Nada disso, entretanto, parece suficiente para intimidar os agressores. As páginas policiais dos jornais e os programas de televisão estampam crimes hediondos, mas, muitas vezes, a sensação é de que todo o processo termina na divulgação da tragédia.
Não se vê, pelo menos com a intensidade necessária, uma ação capaz de transformar a legislação em proteção efetiva e de retirar do convívio social aqueles que representam ameaça às suas companheiras ou ex-companheiras. Os movimentos de mulheres, as manifestações públicas e a participação em programas de televisão parecem continuar sendo algumas das poucas armas disponíveis para chamar a atenção para um problema que já deveria ter deixado de ser tratado como recorrente e inevitável.
O Brasil ainda carrega fortes marcas de uma sociedade machista e conservadora. A desigualdade entre homens e mulheres persiste em diferentes setores, da educação ao mercado de trabalho, e a violência doméstica é uma das expressões mais brutais dessa realidade.
Ter leis rigorosas é indispensável, mas leis, por si só, não protegem ninguém. Quando não são acompanhadas de prevenção, investigação, julgamento e punição eficazes, correm o risco de se transformar em letra morta.
Os assassinatos e espancamentos de mulheres, quase diariamente, acabaram incorporados à rotina dos programas policialescos. Em alguns deles, a tragédia transforma-se em manchete, repetida à exaustão, como se a repetição da notícia pudesse produzir alguma mudança. Não produz. O que deveria causar indignação acaba, perigosamente, sendo tratado como parte da paisagem cotidiana.

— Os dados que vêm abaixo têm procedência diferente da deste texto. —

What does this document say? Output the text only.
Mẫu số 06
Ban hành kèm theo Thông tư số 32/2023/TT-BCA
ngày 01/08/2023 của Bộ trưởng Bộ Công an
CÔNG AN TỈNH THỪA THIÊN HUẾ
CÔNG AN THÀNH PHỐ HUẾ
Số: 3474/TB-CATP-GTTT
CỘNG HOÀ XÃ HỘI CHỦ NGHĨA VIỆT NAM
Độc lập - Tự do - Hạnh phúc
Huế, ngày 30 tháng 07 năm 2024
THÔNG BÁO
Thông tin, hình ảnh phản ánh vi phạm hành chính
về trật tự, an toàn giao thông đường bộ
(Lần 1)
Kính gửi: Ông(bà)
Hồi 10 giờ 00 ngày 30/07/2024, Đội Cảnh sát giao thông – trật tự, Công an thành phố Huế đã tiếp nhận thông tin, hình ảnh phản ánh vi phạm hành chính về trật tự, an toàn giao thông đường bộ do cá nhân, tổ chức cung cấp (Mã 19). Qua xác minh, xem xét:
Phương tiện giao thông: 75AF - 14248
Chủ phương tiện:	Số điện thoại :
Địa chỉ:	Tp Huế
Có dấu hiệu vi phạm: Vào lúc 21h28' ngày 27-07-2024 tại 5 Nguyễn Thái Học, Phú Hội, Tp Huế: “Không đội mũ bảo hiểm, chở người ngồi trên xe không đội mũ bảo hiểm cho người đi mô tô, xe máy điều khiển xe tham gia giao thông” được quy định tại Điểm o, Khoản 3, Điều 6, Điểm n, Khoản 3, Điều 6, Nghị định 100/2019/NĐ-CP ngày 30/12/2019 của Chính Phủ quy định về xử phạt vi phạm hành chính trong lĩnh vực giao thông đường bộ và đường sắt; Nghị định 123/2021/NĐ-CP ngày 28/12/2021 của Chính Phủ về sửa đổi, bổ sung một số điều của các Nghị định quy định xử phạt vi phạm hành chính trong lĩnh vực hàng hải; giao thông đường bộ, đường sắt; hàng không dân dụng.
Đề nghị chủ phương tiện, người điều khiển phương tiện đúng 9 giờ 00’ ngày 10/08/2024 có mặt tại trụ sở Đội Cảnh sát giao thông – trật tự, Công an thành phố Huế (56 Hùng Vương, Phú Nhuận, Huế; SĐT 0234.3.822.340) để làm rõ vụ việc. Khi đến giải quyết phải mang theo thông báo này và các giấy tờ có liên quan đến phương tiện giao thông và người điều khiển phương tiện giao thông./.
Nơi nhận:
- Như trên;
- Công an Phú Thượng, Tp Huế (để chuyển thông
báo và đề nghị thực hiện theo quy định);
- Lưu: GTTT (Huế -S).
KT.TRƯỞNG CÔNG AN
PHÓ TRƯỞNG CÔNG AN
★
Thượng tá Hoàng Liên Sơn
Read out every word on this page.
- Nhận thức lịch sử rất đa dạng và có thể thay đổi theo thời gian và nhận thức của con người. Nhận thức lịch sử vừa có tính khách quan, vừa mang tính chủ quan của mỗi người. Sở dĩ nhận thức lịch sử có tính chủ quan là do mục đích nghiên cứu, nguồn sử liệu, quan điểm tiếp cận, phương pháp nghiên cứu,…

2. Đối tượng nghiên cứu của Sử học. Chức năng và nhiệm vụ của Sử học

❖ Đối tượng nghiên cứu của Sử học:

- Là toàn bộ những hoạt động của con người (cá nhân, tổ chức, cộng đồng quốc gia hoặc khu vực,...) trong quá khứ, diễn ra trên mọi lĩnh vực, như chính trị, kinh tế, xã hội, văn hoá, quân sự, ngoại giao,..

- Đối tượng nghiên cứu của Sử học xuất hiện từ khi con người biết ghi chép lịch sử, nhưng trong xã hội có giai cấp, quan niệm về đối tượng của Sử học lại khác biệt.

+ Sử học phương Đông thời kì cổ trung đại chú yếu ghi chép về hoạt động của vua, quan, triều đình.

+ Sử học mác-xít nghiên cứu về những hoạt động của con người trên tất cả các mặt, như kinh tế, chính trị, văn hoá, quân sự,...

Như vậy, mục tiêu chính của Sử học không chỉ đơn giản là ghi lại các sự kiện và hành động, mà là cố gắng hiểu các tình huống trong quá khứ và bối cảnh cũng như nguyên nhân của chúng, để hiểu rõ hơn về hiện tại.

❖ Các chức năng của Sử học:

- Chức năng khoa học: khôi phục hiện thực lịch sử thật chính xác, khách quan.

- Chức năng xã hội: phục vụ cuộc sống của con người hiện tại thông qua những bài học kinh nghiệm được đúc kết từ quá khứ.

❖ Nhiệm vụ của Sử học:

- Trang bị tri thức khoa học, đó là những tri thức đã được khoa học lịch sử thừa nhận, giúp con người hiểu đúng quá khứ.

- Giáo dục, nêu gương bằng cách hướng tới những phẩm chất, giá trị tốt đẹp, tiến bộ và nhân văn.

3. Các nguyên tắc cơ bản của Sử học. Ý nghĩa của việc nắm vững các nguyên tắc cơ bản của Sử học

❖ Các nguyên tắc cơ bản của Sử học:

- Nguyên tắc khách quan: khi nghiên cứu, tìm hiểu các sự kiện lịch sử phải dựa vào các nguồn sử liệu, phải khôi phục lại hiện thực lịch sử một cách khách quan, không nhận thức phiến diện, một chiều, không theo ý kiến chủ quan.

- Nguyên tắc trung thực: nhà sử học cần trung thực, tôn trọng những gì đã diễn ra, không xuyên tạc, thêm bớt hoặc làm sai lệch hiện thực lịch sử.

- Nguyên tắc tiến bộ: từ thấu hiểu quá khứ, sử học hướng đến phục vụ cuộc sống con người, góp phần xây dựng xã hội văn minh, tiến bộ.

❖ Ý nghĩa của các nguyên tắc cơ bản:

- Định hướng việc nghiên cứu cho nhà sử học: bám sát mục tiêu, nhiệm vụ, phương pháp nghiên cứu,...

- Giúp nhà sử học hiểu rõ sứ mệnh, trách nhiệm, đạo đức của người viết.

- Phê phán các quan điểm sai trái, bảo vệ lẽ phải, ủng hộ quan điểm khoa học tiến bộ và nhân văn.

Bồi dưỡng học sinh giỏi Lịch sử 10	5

É preciso, portanto, romper esse ciclo. A morte de uma mulher não pode ser apenas mais uma ocorrência policial, nem a agressão mais um número nas estatísticas. Enquanto a prevenção falhar, enquanto as denúncias não forem levadas suficientemente a sério e enquanto a punição não chegar de forma efetiva aos agressores, a distância entre o que está escrito na lei e aquilo que acontece nas ruas, nas casas e nos relacionamentos continuará enorme.
E, nesse caso, “para inglês ver” deixará de ser apenas um velho ditado para se tornar a definição de uma realidade que não podemos mais aceitar.